We would not see these users even if we operated reverse path relays as
recommended in the draft - from the point of view of the server, in both
cases it's just a TCP connection to a 2002::/16 address, regardless of
whether the relay is inside the Google network or outside it.

Running the relay inside your network lets you correlate the failure rate you 
observe to the direction of the path the failures occur in, though.  That data 
may be valuable to you.  And since it's HTTP we're talking about, it might be a 
consolation to know that it's your side of the network generating the most 
traffic.

Those users would become visible if we added AAAA records with 6to4
addresses, but that's a bad plan because it would likely lead to the
double-digit connection failure rates that Geoff observes.
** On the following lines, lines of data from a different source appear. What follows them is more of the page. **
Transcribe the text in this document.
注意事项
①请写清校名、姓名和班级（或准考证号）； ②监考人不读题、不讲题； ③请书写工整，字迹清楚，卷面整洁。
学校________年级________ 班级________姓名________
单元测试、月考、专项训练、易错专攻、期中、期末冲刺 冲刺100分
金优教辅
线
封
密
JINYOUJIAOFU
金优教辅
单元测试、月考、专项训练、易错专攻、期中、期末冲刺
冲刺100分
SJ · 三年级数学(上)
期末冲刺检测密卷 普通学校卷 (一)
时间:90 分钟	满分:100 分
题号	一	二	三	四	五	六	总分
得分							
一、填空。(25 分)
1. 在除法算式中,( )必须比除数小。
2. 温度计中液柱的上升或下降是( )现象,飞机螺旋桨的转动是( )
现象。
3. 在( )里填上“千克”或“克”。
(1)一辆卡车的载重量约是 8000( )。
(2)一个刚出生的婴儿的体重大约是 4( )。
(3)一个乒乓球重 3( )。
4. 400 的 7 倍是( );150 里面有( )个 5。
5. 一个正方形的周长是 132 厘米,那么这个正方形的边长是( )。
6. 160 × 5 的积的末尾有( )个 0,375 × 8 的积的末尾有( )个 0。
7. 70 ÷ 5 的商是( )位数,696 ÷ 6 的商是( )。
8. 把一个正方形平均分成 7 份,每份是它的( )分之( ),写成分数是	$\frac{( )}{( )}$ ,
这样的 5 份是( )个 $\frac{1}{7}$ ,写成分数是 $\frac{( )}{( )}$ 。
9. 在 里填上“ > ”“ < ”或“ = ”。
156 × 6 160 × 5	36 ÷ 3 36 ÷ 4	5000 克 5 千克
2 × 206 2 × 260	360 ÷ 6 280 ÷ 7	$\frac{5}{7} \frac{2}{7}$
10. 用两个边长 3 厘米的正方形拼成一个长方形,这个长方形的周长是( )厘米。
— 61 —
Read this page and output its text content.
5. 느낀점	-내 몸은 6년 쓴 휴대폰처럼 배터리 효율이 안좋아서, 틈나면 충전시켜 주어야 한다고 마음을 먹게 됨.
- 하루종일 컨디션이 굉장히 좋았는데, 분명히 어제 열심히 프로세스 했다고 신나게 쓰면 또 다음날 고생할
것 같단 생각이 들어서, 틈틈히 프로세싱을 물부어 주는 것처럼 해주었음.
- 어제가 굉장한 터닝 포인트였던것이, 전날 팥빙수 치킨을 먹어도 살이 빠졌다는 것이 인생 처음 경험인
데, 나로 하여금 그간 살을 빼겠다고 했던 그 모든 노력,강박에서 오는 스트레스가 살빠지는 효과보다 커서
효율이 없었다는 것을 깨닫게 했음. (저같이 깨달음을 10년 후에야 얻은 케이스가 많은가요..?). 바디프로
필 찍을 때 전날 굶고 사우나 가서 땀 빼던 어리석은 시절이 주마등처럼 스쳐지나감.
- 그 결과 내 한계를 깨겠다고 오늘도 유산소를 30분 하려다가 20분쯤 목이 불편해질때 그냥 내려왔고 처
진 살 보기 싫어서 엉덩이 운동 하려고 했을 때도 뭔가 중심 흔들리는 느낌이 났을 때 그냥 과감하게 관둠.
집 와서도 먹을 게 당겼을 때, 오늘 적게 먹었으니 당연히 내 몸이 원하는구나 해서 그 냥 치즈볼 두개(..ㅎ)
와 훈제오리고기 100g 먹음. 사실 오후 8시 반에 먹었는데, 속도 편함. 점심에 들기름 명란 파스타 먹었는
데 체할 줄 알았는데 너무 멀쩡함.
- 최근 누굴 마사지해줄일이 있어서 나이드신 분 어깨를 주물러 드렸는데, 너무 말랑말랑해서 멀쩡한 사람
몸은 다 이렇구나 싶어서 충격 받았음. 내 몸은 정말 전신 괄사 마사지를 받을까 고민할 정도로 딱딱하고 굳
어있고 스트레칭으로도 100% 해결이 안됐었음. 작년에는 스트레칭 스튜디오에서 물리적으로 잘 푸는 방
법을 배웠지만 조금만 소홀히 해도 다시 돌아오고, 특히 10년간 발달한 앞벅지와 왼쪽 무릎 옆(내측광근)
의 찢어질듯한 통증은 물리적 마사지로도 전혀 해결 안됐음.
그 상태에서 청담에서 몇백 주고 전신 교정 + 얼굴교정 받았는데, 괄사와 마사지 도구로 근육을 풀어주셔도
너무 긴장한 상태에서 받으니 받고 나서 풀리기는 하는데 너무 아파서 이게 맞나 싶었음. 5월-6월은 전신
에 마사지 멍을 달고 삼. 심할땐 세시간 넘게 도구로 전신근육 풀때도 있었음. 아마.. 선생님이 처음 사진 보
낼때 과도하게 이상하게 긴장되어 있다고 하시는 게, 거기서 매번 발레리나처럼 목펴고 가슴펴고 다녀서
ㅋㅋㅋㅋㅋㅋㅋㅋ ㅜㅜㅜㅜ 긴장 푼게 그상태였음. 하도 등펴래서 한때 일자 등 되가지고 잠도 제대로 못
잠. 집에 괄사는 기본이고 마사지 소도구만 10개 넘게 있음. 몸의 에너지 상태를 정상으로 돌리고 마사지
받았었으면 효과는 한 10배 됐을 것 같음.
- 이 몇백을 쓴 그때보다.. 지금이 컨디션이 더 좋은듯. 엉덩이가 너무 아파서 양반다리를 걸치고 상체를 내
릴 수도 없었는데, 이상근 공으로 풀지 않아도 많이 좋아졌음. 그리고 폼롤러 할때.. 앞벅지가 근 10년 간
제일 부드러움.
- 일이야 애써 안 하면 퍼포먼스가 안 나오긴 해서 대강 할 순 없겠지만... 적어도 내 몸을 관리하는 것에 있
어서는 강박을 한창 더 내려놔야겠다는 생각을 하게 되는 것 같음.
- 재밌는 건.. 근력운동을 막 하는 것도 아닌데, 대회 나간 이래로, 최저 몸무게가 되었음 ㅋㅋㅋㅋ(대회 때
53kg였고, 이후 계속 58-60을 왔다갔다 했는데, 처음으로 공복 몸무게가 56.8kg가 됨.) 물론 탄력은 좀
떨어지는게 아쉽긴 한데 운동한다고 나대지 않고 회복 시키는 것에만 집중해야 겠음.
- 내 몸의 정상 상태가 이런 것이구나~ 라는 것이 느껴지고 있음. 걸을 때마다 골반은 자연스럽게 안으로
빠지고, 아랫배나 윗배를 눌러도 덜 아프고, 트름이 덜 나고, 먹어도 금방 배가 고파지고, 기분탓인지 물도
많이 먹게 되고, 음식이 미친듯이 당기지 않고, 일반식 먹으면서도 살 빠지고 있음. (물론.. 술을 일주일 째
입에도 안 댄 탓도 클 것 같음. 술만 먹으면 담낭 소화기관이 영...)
It would also
become visible if Google operated an open anycast relay, which we do not
plan to do.

Your (Google's) problem is the relays.  So, if we take this thought a step 
further, by deploying (no, I'm not suggesting you do this, obviously) a 
6to4-reachable presence you may actually reduce the total traffic by volume 
reaching you over native IPv6, if it transpires that 6to4 is a good portion of 
the majority of tunnel traffic, the vast majority of IPv6 traffic reaching you. 
 That's not to speak of address selection algorithms which would do the right 
thing (in theory) given the choice of native or 6to4, of course.

The way to find these people is to crawl the BitTorrent networks.  What's
that old maxim?  "You can't test what you don't measure."  Do you measure
the BitTorrent networks?

No, we don't. The measurements we conduct have the purpose of determining
the impact of adding AAAA records to web sites, so we don't measure the
population of users that has 6to4 but does not use it to make HTTP
connections to dual-stack websites. We do measure the impact of 6to4 on the
reliability of websites indirectly, e.g., by observing the difference
between OSes that prefer IPv4 over 6to4 and OSes that don't.

That's a real shame, because the use of peer-to-peer applications is a solid 
reason to turn various tunnel techniques on.  One popular Windows BitTorrent 
client makes it a single-button operation; others simply take the IPv6 
connectivity for granted, when available.  See:
http://thepiratebay.org/blog/146

Also, is there a way we can put this debate to rest using real data? What if
we asked someone like Hurricane Electric how much traffic on their network
is native IPv6 vs. 6to4?

I agree, this would be a good thing.

That said, I would argue that most or all 6to4 traffic could just as well
use IPv4, since both parties to the communication obviously have access to a
public IPv4 address. What is the advantage of using 6to4 over IPv4 that
makes it worth suffering an 80% failure rate?

Others have beaten me to this one but I will say one thing in your favour: NAT 
traversal techniques are ubiquitous and, curse them, actually fairly 
transparent.  This is probably a good thing and it does support your view that 
at least in the case of BitTorrent or other vanilla address-neutral protocols 
the end-user transparency really doesn't usually justify the added tunnels for 
v4-to-v4 communication, regardless of technical impropriety.  However this does 
nothing to address other real concerns, most of them brought up by Keith 
already.  Most importantly, new protocols or uses of the Internet shouldn't be 
sabotaged by the need for some sort of imaginary all-or-nothing transition to 
IPv6.

One final thought: assuming we ever get to the stage of minority native IPv6 
worth service providers' time to set up IPv6 reachability for, and not just the 
big ones either, what exactly do all the tunnel brokers of the world do about 
the sudden demand for their services?